If Aesop’s Fables are the ancient Greek’s way of teaching morals or virtues to people of all ages, this film follows the tradition of teaching the good in the audience’s hearts. There are four types of love subtly construed as thematic subjects in the movie: (1) Eros – passions between lovers; (2) Philia – friendship; (3) Storge – love between parents and children; and (4) Agape – humanity. Furthermore, the Homerian code of honors that Simba and his father Mufasa possess and the eponymous virtue of arete consists of moral integrity and physical finesse. The goodness described above incarnates in the pride of the lions and alludes to human characteristics laid bare in the majestically untamed landscape of the Pristine Wild.

‘The Lion King’ (2019 film) is thought-provoking and entertaining. Plato, whose view on the best of art as the best imitation of the physical world, would approve of this film as a wholesome entertainment in the constellation of the great minds. But, notwithstanding his approval, the film is worth watching when you feel lonely and need some pick-me-up spirit with smiling cheer. After all, a good mood in the buoyancy of a cheerful soul with hope for an uncertain future is what makes our lives pleasant. Hakuna Matata!

“Insidious” (2010) – film review

“Insidious” (2010), directed by James Wan is an intelligent movie with an entertaining flair to hold the attentions of both serious and light-hearted movie lovers. I am glad to have watched it last night on Netflix after reading a book on the history of ancient magic and ritual, and I must say there must be some kind of strange reason that I came upon the movie. It always seems so pat to find a supernatural movie orbiting around me and materializing at an apropos time that it gives me chilling fillip to my suspected element unrealized from within. Whatever it may be, and apart from all the mysterious signs hinting at something about my unknown anima, I am pleased to write about the movie herein.

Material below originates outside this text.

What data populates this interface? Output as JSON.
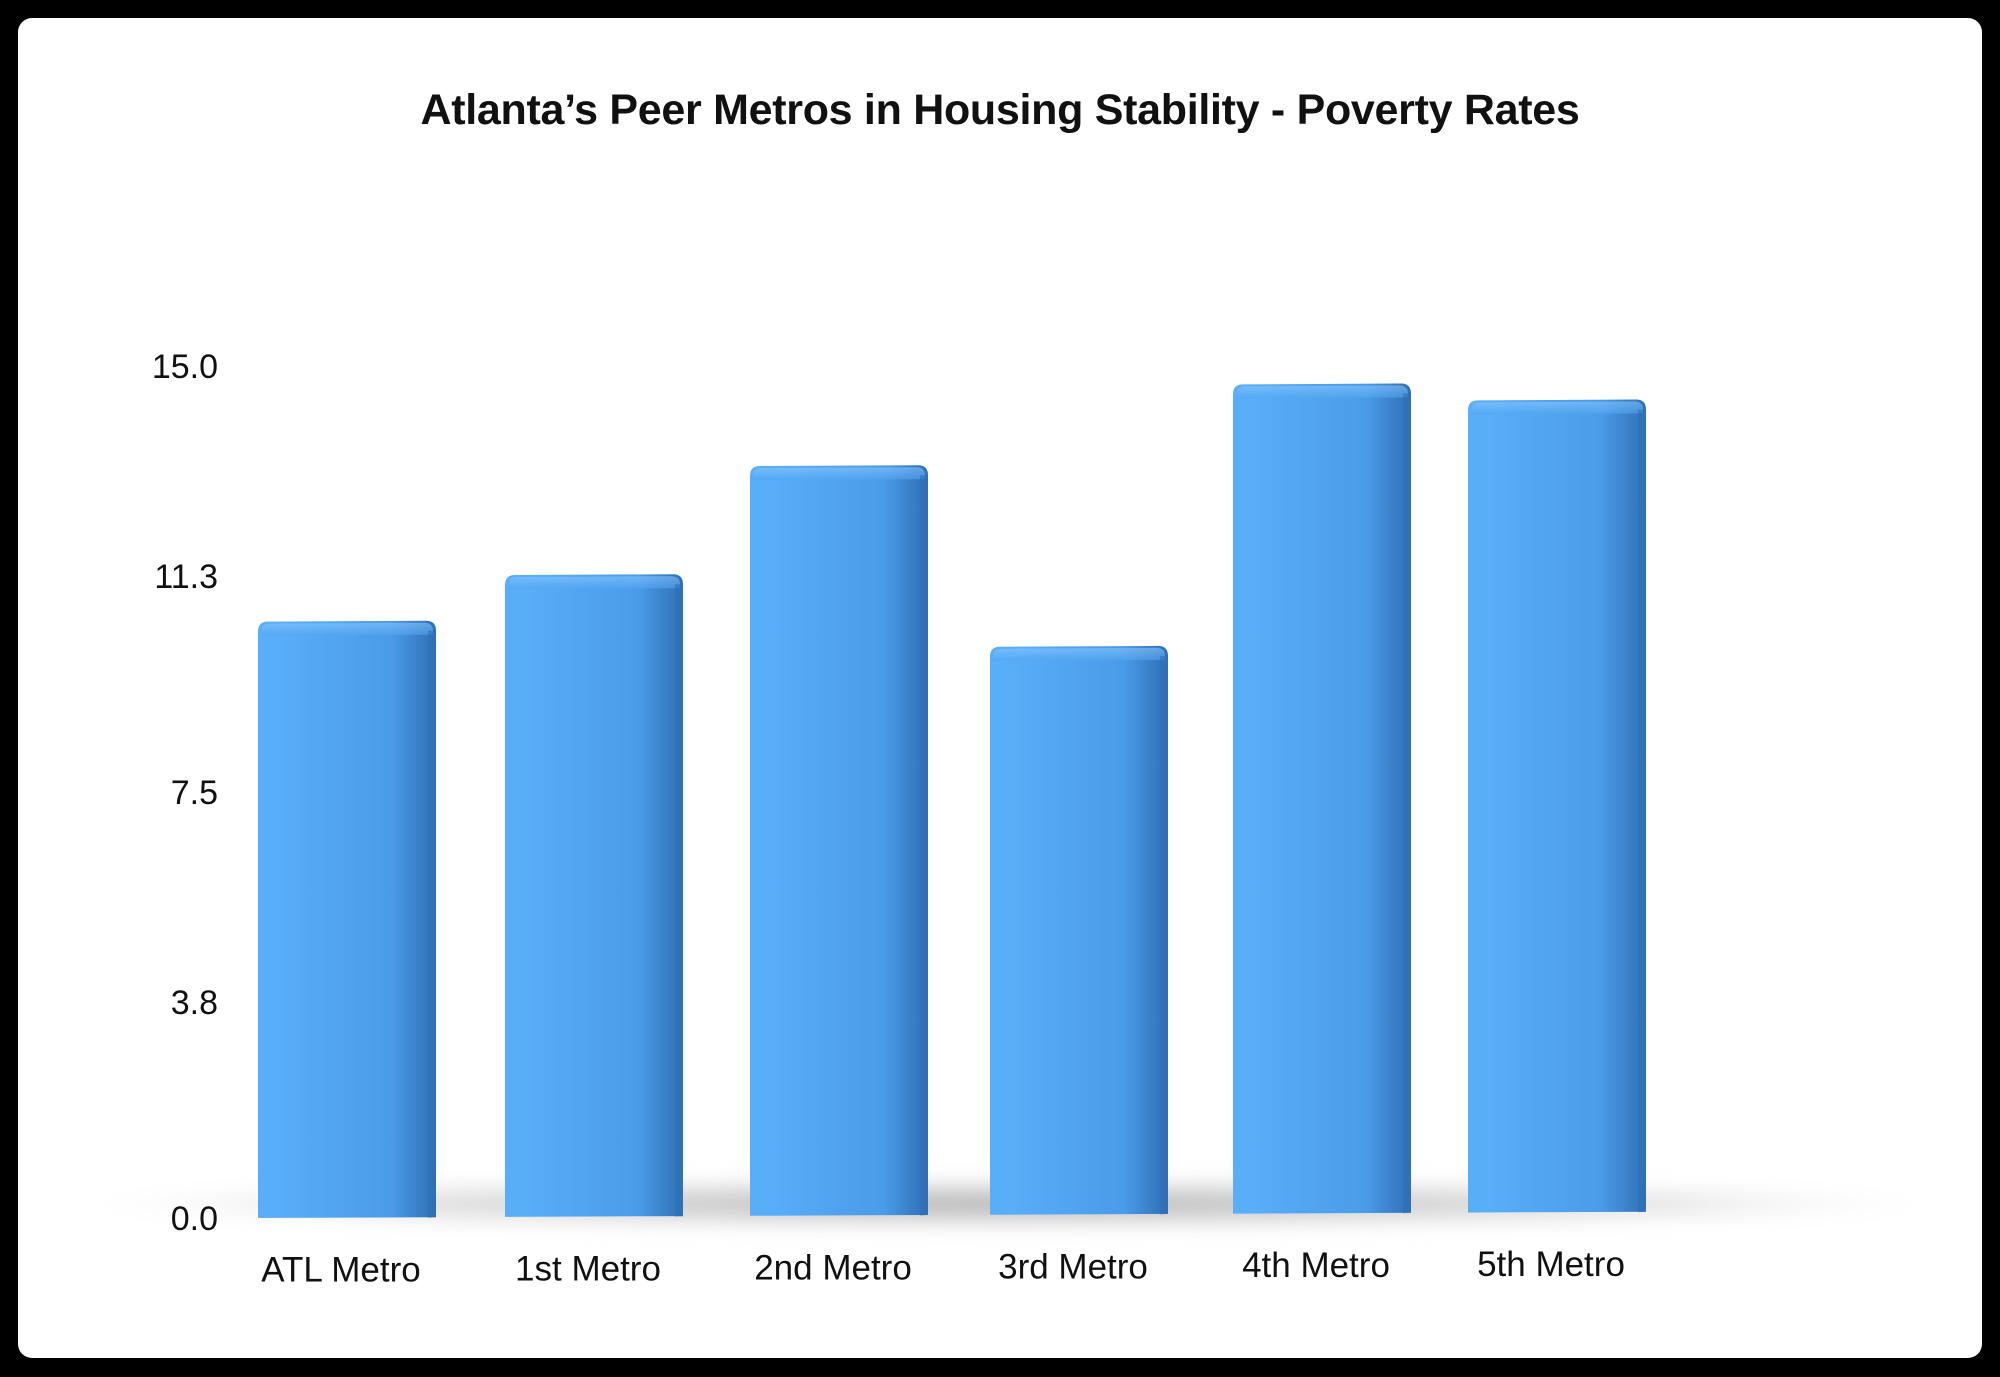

The movie is anything but a faulty horror movie. Not “Insidious.” Hardly Ever the criticism of flamboyant cast. Never the limitations of a seemingly infinite range of imaginations that the writer wrote and the director portrayed. It is beautiful alchemy of the harmonious performance of the stellar cast and brilliant storytelling of the extraordinary event in the ordinary existence, all fascinating and riveting. Like an incantation of a professional sorcerer, the narrative slowly builds mystery around the atmosphere. It brings up images of the beyond at the zenith of the ritual when everything seems ready for demons or the superiors to appear before your very eyes.

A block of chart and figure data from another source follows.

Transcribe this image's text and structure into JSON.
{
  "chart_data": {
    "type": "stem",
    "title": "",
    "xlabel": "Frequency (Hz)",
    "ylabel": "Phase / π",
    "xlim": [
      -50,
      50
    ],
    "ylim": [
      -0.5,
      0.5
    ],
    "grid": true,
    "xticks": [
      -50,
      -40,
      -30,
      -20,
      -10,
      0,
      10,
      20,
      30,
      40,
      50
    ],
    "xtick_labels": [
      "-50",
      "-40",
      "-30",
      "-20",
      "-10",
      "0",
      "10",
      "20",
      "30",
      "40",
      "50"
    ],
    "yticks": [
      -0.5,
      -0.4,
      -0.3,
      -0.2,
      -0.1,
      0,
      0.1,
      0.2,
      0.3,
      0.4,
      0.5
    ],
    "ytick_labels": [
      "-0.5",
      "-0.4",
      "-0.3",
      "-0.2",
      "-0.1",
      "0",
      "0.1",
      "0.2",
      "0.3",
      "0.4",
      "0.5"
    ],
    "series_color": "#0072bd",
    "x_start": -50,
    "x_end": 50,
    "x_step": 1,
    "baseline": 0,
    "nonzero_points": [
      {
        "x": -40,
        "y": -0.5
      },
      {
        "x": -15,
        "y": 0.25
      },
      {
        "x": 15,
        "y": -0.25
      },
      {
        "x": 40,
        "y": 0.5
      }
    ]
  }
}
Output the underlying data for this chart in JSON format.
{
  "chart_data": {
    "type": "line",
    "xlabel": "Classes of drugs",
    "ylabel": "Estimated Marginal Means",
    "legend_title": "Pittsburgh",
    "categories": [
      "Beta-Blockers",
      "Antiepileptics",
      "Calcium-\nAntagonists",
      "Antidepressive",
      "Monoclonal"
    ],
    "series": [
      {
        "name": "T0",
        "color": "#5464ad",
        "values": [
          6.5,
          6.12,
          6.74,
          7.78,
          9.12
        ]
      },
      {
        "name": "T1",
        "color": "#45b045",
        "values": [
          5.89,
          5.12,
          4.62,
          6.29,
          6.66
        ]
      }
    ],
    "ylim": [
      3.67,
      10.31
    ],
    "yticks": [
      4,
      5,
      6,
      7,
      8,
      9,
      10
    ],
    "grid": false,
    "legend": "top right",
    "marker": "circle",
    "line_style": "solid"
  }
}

The magnet of the movie is the Elise character faultlessly played by Lin Shaye, who began to change my perspectives on a psychic that if there is one like her in real life, I would love to chat with her and possibly work for her even as a part-time assistant. Elise reminds me of an ancient Cumaean Sybil who helped Trojan refugee Aeneas meet his father’s spirit in the Underworld with a gentle but powerful voice elucidating her beautiful spirit. But to call her psychic doesn’t do justice to her essence and vocation as a mystic helping people in distress. She balances her spiritual power with a rational mind by scientific methods to discern the origins of the spiritual maladies of her clients. And she does it in the gracefulness of a good witch performing white magic that I believe even priests would be envious of.

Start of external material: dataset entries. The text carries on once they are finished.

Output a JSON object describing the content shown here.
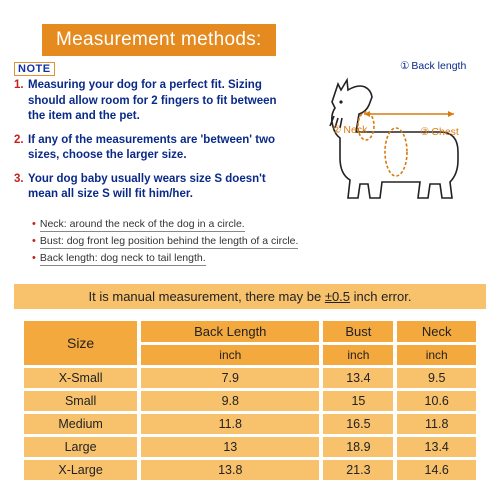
{
  "colors": {
    "orange": "#e58a1f",
    "orange_light": "#f4a93f",
    "orange_pale": "#f8c26c",
    "blue_text": "#0a2a88",
    "red_accent": "#c52020",
    "callout_orange": "#d97a10"
  },
  "header": {
    "title": "Measurement methods:"
  },
  "note_label": "NOTE",
  "notes": [
    {
      "num": "1.",
      "text": "Measuring your dog for a perfect fit. Sizing should allow room for 2 fingers to fit between the item and the pet."
    },
    {
      "num": "2.",
      "text": "If any of the measurements are 'between' two sizes, choose the larger size."
    },
    {
      "num": "3.",
      "text": "Your dog baby usually wears size S doesn't mean all size S will fit him/her."
    }
  ],
  "callouts": {
    "back": {
      "num": "①",
      "label": "Back length"
    },
    "neck": {
      "num": "②",
      "label": "Neck"
    },
    "chest": {
      "num": "③",
      "label": "Chest"
    }
  },
  "definitions": [
    "Neck: around the neck of the dog in a circle.",
    "Bust: dog front leg position behind the length of a circle.",
    "Back length: dog neck to tail length."
  ],
  "warning": {
    "pre": "It is manual measurement, there may be ",
    "err": "±0.5",
    "post": " inch error."
  },
  "table": {
    "size_header": "Size",
    "columns": [
      {
        "top": "Back Length",
        "sub": "inch"
      },
      {
        "top": "Bust",
        "sub": "inch"
      },
      {
        "top": "Neck",
        "sub": "inch"
      }
    ],
    "rows": [
      {
        "size": "X-Small",
        "v": [
          "7.9",
          "13.4",
          "9.5"
        ]
      },
      {
        "size": "Small",
        "v": [
          "9.8",
          "15",
          "10.6"
        ]
      },
      {
        "size": "Medium",
        "v": [
          "11.8",
          "16.5",
          "11.8"
        ]
      },
      {
        "size": "Large",
        "v": [
          "13",
          "18.9",
          "13.4"
        ]
      },
      {
        "size": "X-Large",
        "v": [
          "13.8",
          "21.3",
          "14.6"
        ]
      }
    ]
  }
}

What makes the movie on par with the timeless supernatural film is the universal subject of the world beyond our sensory perceptions and across religious dogmas. It’s the world of “Further” where spirits lost wander around and dammed lurk in the darker corners of the crossroads. Elise helps the lost spirit of the boy in the Further find his way back to Here and goes further than she should save people’s lives from the evil power even it means to be at her expense.

“Insidious” is a thoughtful movie dealing with a supernatural thematic element that is harder to play on the screen than it is to envision in the mind’s theater. The movie’s impression spreads into a mind’s garden and stays there in alterations like an insidious charm of ghastly sightseeing so incredible that you can hardly dispel it. If you like to watch a good, decent ghost movie without mutilated bodies and ear-shattering screams, but ghosts or demons only, this movie may do.